Wherever doulas gather, there is a question often asked: “Can I thank a nurse?” Not meaning, can I say thank you when she brings us a chair or a drink, but, when I notice a nurse going above and beyond for my client, can I send her a thank you note later? Is this appropriate?
I have heard doulas answer, absolutely not! She is just doing her job. If she hadn’t been your client’s nurse, she would have been someone else’s. She did it yesterday, she did it today, and she’ll do it tomorrow. She is being paid to work as a nurse. She is just doing her job.
As a doula and a childbirth educator, I take clients in the Bakersfield, Visalia, Hanford, and Tulare areas of Central California. I recently attended a birth where I witnessed a nurse just doing her job. It wasn’t that the nursing care she gave was poor – it was just her flat affect showed she simply had nothing else to give. Just like the teenaged-Stacie in the opening story, this nurse was going through the motions with no smiles, no casual conversation, no empathy for the pain my client was dealing with. She was on autopilot, she could have been a robot, and we all noticed it seemed like she was in a bad mood. In that moment, it felt like she hated her job and resented the fact that someone dare be having a baby on her shift in L&D.
As people, don’t we like to hear when someone notices and appreciates the job we are doing? I know I do! Why not, then, send a note to a nurse you felt went above and beyond versus just doing her job?

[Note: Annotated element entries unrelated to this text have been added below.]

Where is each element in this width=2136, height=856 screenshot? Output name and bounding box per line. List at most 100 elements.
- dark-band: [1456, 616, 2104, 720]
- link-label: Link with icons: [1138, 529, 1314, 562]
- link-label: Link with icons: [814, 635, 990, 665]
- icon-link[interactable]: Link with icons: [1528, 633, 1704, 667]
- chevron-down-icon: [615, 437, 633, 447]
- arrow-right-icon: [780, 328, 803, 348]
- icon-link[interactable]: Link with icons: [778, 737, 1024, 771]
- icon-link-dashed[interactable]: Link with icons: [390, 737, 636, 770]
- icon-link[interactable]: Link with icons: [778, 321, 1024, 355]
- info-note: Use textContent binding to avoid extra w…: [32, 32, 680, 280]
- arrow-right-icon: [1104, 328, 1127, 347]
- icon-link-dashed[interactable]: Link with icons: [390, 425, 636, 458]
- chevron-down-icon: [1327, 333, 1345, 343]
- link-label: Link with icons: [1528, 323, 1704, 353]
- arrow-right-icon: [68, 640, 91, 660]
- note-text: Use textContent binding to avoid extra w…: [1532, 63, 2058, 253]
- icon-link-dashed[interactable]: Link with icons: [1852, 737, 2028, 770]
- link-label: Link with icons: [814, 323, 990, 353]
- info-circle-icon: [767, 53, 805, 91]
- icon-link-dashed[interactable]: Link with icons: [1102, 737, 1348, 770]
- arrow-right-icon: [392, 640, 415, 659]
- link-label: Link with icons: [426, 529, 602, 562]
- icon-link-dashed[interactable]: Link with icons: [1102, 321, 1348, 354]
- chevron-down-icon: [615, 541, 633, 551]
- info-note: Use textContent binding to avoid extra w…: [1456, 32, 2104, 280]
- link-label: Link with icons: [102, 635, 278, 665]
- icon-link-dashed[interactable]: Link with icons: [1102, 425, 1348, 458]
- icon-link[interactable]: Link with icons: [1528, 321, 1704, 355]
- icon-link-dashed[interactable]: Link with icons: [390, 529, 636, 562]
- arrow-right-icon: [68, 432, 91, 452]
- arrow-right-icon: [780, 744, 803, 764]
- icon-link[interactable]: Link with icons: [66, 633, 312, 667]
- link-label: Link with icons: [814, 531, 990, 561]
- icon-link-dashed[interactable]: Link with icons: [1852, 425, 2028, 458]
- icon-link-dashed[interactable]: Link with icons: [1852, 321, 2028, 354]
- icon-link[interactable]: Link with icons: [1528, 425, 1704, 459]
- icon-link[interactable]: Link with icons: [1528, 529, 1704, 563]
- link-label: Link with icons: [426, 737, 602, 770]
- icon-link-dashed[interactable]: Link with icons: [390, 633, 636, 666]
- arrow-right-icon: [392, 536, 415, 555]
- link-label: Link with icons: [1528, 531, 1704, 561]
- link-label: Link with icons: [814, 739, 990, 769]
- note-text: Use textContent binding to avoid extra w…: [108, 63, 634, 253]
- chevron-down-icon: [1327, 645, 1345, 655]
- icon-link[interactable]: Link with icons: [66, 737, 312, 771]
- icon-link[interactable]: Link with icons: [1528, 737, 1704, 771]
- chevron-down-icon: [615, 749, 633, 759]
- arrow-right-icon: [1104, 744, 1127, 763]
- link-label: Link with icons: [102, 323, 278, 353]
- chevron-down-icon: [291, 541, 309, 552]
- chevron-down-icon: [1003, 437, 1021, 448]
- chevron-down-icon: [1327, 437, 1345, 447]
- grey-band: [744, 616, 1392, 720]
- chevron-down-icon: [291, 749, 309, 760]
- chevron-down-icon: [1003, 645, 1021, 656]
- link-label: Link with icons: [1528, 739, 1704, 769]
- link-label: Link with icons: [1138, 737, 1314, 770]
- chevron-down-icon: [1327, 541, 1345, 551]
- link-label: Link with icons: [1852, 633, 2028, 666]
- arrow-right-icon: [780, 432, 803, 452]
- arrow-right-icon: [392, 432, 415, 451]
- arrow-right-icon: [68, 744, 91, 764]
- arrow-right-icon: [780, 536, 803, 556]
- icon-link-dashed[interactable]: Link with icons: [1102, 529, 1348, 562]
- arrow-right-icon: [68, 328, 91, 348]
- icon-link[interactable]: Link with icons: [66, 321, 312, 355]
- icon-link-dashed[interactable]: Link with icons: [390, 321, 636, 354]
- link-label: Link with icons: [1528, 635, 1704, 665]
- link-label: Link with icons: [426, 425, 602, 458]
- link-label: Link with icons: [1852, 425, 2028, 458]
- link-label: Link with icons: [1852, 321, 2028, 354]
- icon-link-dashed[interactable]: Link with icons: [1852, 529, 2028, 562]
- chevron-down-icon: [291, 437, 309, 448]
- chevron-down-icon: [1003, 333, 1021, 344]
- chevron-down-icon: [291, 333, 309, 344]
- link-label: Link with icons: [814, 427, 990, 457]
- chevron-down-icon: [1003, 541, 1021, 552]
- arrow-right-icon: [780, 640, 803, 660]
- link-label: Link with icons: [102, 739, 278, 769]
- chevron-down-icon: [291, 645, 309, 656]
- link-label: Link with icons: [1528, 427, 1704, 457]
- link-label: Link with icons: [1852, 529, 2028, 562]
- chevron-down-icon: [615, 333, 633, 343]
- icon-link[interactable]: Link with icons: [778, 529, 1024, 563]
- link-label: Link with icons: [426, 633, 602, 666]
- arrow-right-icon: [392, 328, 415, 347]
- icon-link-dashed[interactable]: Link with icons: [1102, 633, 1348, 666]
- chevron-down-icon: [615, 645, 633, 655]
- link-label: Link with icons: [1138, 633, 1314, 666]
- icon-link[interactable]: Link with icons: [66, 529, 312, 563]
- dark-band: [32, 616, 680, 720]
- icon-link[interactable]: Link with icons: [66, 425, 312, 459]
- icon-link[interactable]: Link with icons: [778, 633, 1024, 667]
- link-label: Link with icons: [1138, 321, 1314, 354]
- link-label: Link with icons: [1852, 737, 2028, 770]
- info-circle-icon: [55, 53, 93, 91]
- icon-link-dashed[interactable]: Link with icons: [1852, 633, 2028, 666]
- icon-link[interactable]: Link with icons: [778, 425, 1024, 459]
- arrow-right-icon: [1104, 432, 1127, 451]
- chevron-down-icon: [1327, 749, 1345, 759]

In fact, send it to her boss, and her boss’s boss! Send that praise onward and upward! Let the world know you appreciated this nurse’s attitudes and efforts, her care and concern.
Fortunately, I can say this is a rarity. Most of the nurses I encounter are helpful and kind to the families they serve. We all have bad days, and I bet that lady I served so long ago doesn’t even remember me and my attitude way back when. But the day your baby is born – every person who walks in or out of that room can become a permanent fixture in the recollection of that memory. I still have deep, personal feelings for the nurses who cared for me through all my births, and how grateful I am that they are filled with positivity!